Azure DocumentIntelligence (先前稱為 FormRecognizer) 適用於 JavaScript 的 REST 用戶端連結庫 - 1.0.0-beta.2 版

發行項
03/22/2024

從檔擷取內容、版面配置和結構化數據。

注意：表格辨識器已重新命名為 Document Intelligence。請檢查移轉指南從 @azure/ai-form-recognizer 到 @azure-rest/ai-document-intelligence。

重要連結：

此版本的用戶端連結庫預設為 "2024-02-29-preview" 服務版本。

下表顯示 SDK 版本與服務支援的 API 版本之間的關聯性：

SDK 版本	服務支援的 API 版本
1.0.0-beta.2	2024-02-29-preview
1.0.0-beta.1	2023-10-31-preview

請透過舊版服務 API 版本依賴舊 @azure/ai-form-recognizer 版的連結庫，以取得已淘汰的模型，例如 "prebuilt-businessCard" 和 "prebuilt-document"。

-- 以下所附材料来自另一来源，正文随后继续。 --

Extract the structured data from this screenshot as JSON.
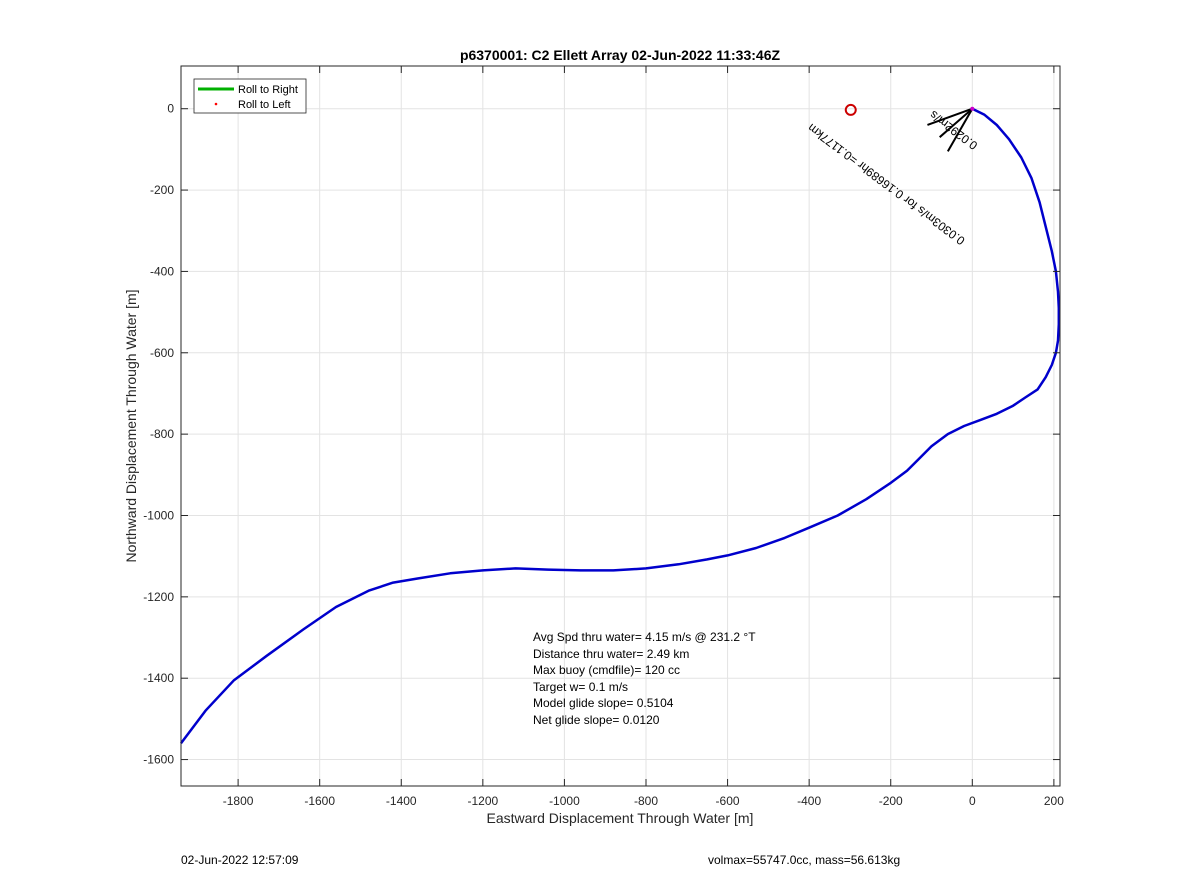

如需詳細資訊，請參閱 Changelog。

下表說明每個用戶端及其支援的 API 版本關聯性， (s) ：

服務 API 版本	支持的用戶端	套件
2024-02-29-preview	DocumentIntelligenceClient	`@azure-rest/ai-document-intelligence1.0.0-beta.2` 版
2023-10-31-preview	DocumentIntelligenceClient	`@azure-rest/ai-document-intelligence1.0.0-beta.1` 版
2023-07-31	DocumentAnalysisClient 和 DocumentModelAdministrationClient	`@azure/ai-form-recognizer^5.0.0` 版
2022-08-01	DocumentAnalysisClient 和 DocumentModelAdministrationClient	`@azure/ai-form-recognizer^4.0.0` 版

開始使用

目前支援的環境

Node.js 的 LTS 版本

必要條件

您必須擁有 Azure 訂用帳戶才能使用此套件。

安裝 `@azure-rest/ai-document-intelligence` 套件

安裝 Azure DocumentIntelligence (先前稱為FormRecognizer) 適用於 JavaScript npm的 REST 用戶端 REST 用戶端連結庫：

npm install @azure-rest/ai-document-intelligence

建立和驗證 `DocumentIntelligenceClient`

若要使用 Azure Active Directory (AAD) 令牌認證，請提供從 @azure/身分識別連結庫取得所需認證類型的實例。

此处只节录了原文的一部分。